Still, the first $3 billion of the Clean Bus Program funding has already been awarded, Mudd noted.
And the Clean Bus Program may be less vulnerable than other initiatives because it comes from the Bipartisan Infrastructure Law, as opposed to President Joe Biden’s signature climate legislation, the Inflation Reduction Act, she said.
Trump has been highly critical of Biden’s climate initiatives, and last month Reuters reported that the president-elect’s transition team will try to kill a Biden electric vehicle tax credit of up to $7,500.
“We honestly don’t know how at risk the (clean bus) funds are,” said Mudd. “It’s an electric vehicle program, but it’s also a clean air program, and many of those who say they’re not in favor of electric vehicles also claim to want clean air.”
Lion’s financial struggles have created a different kind of uncertainty, with Decman saying he has major concerns regarding the company’s ability to provide parts and maintenance and help with warranty issues.
In a written statement, Lion responded that at this stage, the company “is not being liquidated, but is rather undertaking various restructuring measures, including a sale and investment solicitation process, in a stable and structured environment.”
“Lion will continue to assist its customers with maintenance and servicing of their vehicles and honor vehicle warranties,” the statement said.
Decman said he is “very hopeful” that the situation can be resolved in a way that works well for Herscher.
“There’s no perfect transportation mode, but I happen to think that this one — if most of the kinks get worked out — seems to be more positive than current (internal combustion engine) buses,” he said.
Farquer, now the superintendent at Mercer County Schools, noted that the traditional big-three school bus manufacturers in North America — Blue Bird, Thomas and IC Bus — all have electric models on the road.
Georgia-based Blue Bird reports it produced and delivered more than 700 electric buses in fiscal year 2024, up nearly 30% from 2023.
Farquer, who leads the Bus2Grid school bus electrification initiative, also sees potential for electric school buses — with their big batteries — to act as sources of emergency power and energy storage.
With the right charging equipment, an electric school bus could pull up and help power a nursing home during an outage, or allow people to charge their cellphones at an emergency shelter, he said.
School bus batteries can also be used to store energy from the grid when it’s cheap, so it can be used later — perhaps to help power a school building.

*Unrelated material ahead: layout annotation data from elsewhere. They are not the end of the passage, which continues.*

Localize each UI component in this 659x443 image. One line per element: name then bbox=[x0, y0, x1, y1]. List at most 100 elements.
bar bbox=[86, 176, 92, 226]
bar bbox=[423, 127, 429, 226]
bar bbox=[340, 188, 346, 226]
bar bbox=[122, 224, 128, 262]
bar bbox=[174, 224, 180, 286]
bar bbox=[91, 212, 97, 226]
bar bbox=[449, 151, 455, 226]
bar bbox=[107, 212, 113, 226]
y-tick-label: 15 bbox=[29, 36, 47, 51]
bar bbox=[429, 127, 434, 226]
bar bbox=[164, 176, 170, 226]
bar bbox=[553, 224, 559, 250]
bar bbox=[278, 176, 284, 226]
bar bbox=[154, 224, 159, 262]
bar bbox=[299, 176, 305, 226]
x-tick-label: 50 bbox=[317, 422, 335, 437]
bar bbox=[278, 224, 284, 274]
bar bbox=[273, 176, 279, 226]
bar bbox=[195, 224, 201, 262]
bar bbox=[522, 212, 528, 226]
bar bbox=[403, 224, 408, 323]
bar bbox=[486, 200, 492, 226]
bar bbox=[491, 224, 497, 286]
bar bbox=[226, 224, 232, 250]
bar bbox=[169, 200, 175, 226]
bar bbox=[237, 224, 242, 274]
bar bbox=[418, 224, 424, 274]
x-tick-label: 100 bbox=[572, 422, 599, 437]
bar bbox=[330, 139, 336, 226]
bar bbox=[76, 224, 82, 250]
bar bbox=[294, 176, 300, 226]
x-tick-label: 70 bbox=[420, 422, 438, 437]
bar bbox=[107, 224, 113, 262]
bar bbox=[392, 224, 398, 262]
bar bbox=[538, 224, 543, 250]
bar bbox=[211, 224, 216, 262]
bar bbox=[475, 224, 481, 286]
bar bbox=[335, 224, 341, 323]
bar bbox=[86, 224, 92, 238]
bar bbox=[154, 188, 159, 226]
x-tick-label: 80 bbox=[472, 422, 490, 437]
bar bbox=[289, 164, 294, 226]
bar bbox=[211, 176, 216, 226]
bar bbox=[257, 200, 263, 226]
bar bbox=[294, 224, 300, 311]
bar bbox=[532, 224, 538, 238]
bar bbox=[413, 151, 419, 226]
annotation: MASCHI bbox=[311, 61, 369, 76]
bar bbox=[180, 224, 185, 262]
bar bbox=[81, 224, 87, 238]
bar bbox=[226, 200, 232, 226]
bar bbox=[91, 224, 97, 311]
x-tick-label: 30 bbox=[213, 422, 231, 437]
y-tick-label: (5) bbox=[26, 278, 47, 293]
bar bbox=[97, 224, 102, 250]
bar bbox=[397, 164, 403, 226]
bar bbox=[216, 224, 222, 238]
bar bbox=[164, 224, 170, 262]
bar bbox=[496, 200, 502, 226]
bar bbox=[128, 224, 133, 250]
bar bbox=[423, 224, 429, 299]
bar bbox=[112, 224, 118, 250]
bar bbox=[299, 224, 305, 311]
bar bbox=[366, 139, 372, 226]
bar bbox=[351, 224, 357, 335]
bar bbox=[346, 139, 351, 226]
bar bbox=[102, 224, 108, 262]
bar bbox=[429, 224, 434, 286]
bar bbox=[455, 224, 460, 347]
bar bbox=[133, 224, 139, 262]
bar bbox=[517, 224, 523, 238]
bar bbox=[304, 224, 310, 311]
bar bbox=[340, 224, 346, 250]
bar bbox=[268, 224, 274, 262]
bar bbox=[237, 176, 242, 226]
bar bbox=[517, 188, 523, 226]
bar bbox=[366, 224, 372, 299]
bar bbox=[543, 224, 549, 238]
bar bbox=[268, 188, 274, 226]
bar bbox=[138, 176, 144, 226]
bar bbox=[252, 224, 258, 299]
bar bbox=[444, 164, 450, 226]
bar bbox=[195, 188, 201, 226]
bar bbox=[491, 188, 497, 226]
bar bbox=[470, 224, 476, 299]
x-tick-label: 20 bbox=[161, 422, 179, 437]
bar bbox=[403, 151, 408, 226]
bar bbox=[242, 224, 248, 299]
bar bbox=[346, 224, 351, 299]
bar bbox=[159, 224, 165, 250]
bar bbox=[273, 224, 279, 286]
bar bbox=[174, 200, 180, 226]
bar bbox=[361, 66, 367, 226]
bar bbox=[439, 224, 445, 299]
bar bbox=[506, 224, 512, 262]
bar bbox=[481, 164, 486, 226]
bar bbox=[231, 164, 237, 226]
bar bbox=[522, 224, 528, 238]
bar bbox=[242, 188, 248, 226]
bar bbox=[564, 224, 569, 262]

That can save a district money and ease pressure on the electric grid at times of peak demand.
Such projects are already in the works in Illinois, and Farquer said he thinks the state will start seeing real-life examples in 2025.
“You can use your school bus batteries in a way that supports your building, your community and the grid at large — (and) you get a better return on that investment,” he said.